While the auto-generated documentation for your dbt project ships with a DAG view, sometimes, you really want to see an Entity Relation Diagram (ERD) of your project instead.
DAG of project:
The DAG shows the lineage of data.
ERD of project
An ERD shows how the tables relate to each other
At present, there’s no built-in way to do this in dbt, but we have an open issue here for the feature request.
So, how can you create an ERD outside of dbt?
Code libraries:
- SchemaSpy: “Tangentially related for transactional DBs — highly recommend this project for Postgres, MySQL, and other relational DBs to auto generate navigable ERDs to a static website. I run this once a quarter on our Postgres DB and publish to an S3 bucket.” — Sean McIntyre
- ERAlchemy (thanks @abelsonlive)
SaaS tools:
- dbdiagram: Write relationships in code, that then get turned into a diagram.
- SqlDBM: “SqlDBM is excellent and has reverse engineering from numerous databases, including Snowflake” — @gordonwong)
UI SaaS tools (i.e. manually drawing these diagrams)
A few words of warning though:
- ERD generators may not work with your analytics database. As @josh explains:
I think a lot of these tools work fairly well if the PK/FK relationships are stated in the database. And in a well-engineered OLTP system this is normally done. It makes a lot less sense to put the relationships in a Snowflake or a Redshift, because for the most part they are not enforced and it is not actually possible to enforce them. So it’s not nearly as common to do so. But the downside of that is that the tools like ERD drawers and BI tools have a lot harder time than deducing the table relationships.

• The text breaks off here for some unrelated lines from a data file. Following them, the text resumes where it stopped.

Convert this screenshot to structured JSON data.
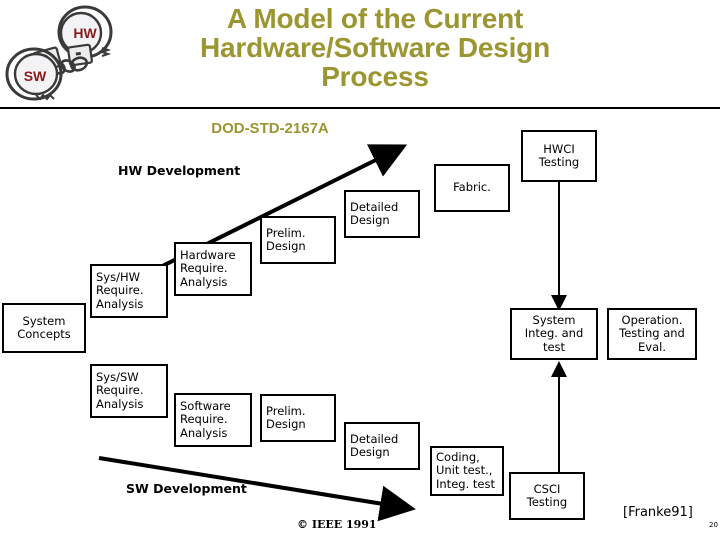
{
  "slide": {
    "title": "A Model of the Current Hardware/Software Design Process",
    "title_lines": [
      "A Model of the Current",
      "Hardware/Software Design",
      "Process"
    ],
    "subtitle": "DOD-STD-2167A",
    "title_color": "#9b9632",
    "credit": "© IEEE 1991",
    "citation": "[Franke91]",
    "page_number": "20"
  },
  "logo": {
    "name": "handcuffs-graphic",
    "left_cuff_label": "SW",
    "right_cuff_label": "HW",
    "label_color": "#8b1a1a"
  },
  "labels": {
    "hw_development": "HW Development",
    "sw_development": "SW Development"
  },
  "hw_track": [
    {
      "id": "sys-hw-require-analysis",
      "text": "Sys/HW Require. Analysis",
      "lines": [
        "Sys/HW",
        "Require.",
        "Analysis"
      ]
    },
    {
      "id": "hardware-require-analysis",
      "text": "Hardware Require. Analysis",
      "lines": [
        "Hardware",
        "Require.",
        "Analysis"
      ]
    },
    {
      "id": "hw-prelim-design",
      "text": "Prelim. Design",
      "lines": [
        "Prelim.",
        "Design"
      ]
    },
    {
      "id": "hw-detailed-design",
      "text": "Detailed Design",
      "lines": [
        "Detailed",
        "Design"
      ]
    },
    {
      "id": "fabrication",
      "text": "Fabric.",
      "lines": [
        "Fabric."
      ]
    },
    {
      "id": "hwci-testing",
      "text": "HWCI Testing",
      "lines": [
        "HWCI",
        "Testing"
      ]
    }
  ],
  "sw_track": [
    {
      "id": "sys-sw-require-analysis",
      "text": "Sys/SW Require. Analysis",
      "lines": [
        "Sys/SW",
        "Require.",
        "Analysis"
      ]
    },
    {
      "id": "software-require-analysis",
      "text": "Software Require. Analysis",
      "lines": [
        "Software",
        "Require.",
        "Analysis"
      ]
    },
    {
      "id": "sw-prelim-design",
      "text": "Prelim. Design",
      "lines": [
        "Prelim.",
        "Design"
      ]
    },
    {
      "id": "sw-detailed-design",
      "text": "Detailed Design",
      "lines": [
        "Detailed",
        "Design"
      ]
    },
    {
      "id": "coding-unit-test",
      "text": "Coding, Unit test., Integ. test",
      "lines": [
        "Coding,",
        "Unit test.,",
        "Integ. test"
      ]
    },
    {
      "id": "csci-testing",
      "text": "CSCI Testing",
      "lines": [
        "CSCI",
        "Testing"
      ]
    }
  ],
  "common": {
    "system_concepts": {
      "text": "System Concepts",
      "lines": [
        "System",
        "Concepts"
      ]
    },
    "system_integ_test": {
      "text": "System Integ. and test",
      "lines": [
        "System",
        "Integ. and",
        "test"
      ]
    },
    "operation_testing_eval": {
      "text": "Operation. Testing and Eval.",
      "lines": [
        "Operation.",
        "Testing and",
        "Eval."
      ]
    }
  }
}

- Separating your documentation from your codebase means one will always lag behind the other. As @Andrea writes:
I did make ERDs with Lucidchart for the data mart - didn’t add it to dbt but to the self-service how-to documentation I created in the BI tool we were using. I only did it for 5 rock solid essential time tested star schema tables that I knew I wouldn’t have to worry about editing a lot. Everything people are saying about maintaining documentation divorced from code absolutely applies here - check out this post on Locally Optimistic about “Why you don’t need a data dictionary” - it delves into some of the problems of documenting data.
If you have a tool you use for ERDs, feel free to add it in the comments! I also suspect there’s a way to parse the manifest.json
file and use a language like dbdiagram’s database markup language to turn the relationships in your project into entity-relationships!